According to Raja Bagga, Senior Researcher at Police Reform Programme, Commonwealth Human Rights Initiative, New Delhi, “There has been a sharp increase in sedition cases being slapped on human rights activists, academicians, lawyers, journalists, and others in the last few years with the singular intention to curb dissent. Sedition is a draconian law rooted in the colonial past which has no place in a nation has committed to democratic practices. And it is also not just the existence of the law under Sections 124A, 153A and 505 of the Indian Penal Code, but also about how it is being misused - raising slogans and social media posts criticising the government are being framed as seditious acts.”

Bagga added, “The Supreme Court on 18 June, while hearing the appeal on the Delhi High Court order on UAPA charges against student activists, said that the interpretation of UAPA has pan -India ramifications and therefore it will decide the matter ' for the good of the entire country'. Hope the top court acknowledges how sedition laws are being misinterpreted and misused too and recognises its impact on the right to free speech and expression.”

Justice Iqbal Ansari, former Chief Justice of Patna High Court and presently Chairperson of Punjab State Human Rights Commission said, “For sedition, at least there has to be some incitement or instigation for violence which is likely to disturb the public order. Sedition is not for any kind of law and order situation. Sedition is for public order where the community as a large gets involved. Merely, if one disagrees with the government, one may not become anti-national. There is a difference between the state and the government. The government will change but the state will remain constant. So my disagreement with the given government does not mean I am anti-national. When I am not anti-national then there is no question of sedition.”

“The Supreme Court had long ago in 1962 itself read down the section 124-A to very narrow terms. Despite the Supreme Court’s judgment government and policemen often find it a useful tool of harassment and therefore they launch these prosecutions by filling FIR and arresting people knowing fully well that they are unlikely to succeed finally in a trial. This is a useful section where a process itself is a prosecution and punishment. The debate quite properly must be whether the law itself should be allowed to continue. I do not think the sedition law has any place in a modern democracy. It has to be done away whether it is done away by parliament or whether it is struck down by Court. It is an anachronism which should not be allowed to endure much longer, said Sanjay Hedge senior Supreme Court Lawyer.

Hedge added, “I think scrapping sedition law entirely is the only way forward. There is absolutely no way of reforming it or trusting any set of policemen with any version of the law. Therefore, scrapping it is the only solution and in any event in the case any speech of disaffection has violent consequences there are other provisions of the IPC to deal with it. As far as sedition law is concerned the country must consider that dissent is a very important safety valve in a democracy when you shut down dissent by harsh and oppressive laws whether it is by misapplication of sedition laws of misapplication of UAPA you shut down democracy itself and that is very dangerous. Government by their very nature has to be very limited government, limited by the laws and Constitution and institutions that enforce them.”

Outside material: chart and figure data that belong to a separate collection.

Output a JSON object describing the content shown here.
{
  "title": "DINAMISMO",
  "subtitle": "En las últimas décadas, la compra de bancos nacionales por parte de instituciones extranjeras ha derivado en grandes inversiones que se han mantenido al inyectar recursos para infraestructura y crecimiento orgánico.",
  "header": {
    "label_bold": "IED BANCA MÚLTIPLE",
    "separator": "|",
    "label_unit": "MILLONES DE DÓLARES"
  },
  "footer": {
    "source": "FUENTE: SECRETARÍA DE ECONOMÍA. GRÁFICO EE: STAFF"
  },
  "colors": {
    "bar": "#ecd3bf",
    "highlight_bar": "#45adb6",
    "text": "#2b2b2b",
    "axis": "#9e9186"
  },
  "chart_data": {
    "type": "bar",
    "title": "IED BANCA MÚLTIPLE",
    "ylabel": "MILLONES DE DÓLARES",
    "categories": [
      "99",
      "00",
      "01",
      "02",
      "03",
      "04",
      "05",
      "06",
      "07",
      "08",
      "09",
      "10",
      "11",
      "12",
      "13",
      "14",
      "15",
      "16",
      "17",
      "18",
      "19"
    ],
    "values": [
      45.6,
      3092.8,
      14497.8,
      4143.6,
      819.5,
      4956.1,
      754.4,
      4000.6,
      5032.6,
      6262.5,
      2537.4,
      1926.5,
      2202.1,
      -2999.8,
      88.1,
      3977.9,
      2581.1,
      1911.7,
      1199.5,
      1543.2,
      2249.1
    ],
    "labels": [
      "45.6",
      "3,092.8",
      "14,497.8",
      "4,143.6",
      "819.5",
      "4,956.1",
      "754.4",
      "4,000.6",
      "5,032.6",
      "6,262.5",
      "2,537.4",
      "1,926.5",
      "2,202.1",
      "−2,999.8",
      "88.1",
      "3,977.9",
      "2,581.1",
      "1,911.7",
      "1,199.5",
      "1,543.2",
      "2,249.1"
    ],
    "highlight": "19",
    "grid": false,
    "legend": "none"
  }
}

M R Shamshad, advocate-on-record at the Supreme Court of India while sharing his perspective said, “This law is based upon colonial mind-set. For simple statements, a citizen is booked, arrested and prosecuted for sedition charges. Most of these proceedings end up with acquittals and only 3 to 5% conviction takes place. The convictions are based upon loosely worded vague provision in IPC. Despite such a high rate of acquittals, the law continues as there is no accountability of public authority towards citizen’s rights and personal liberty.”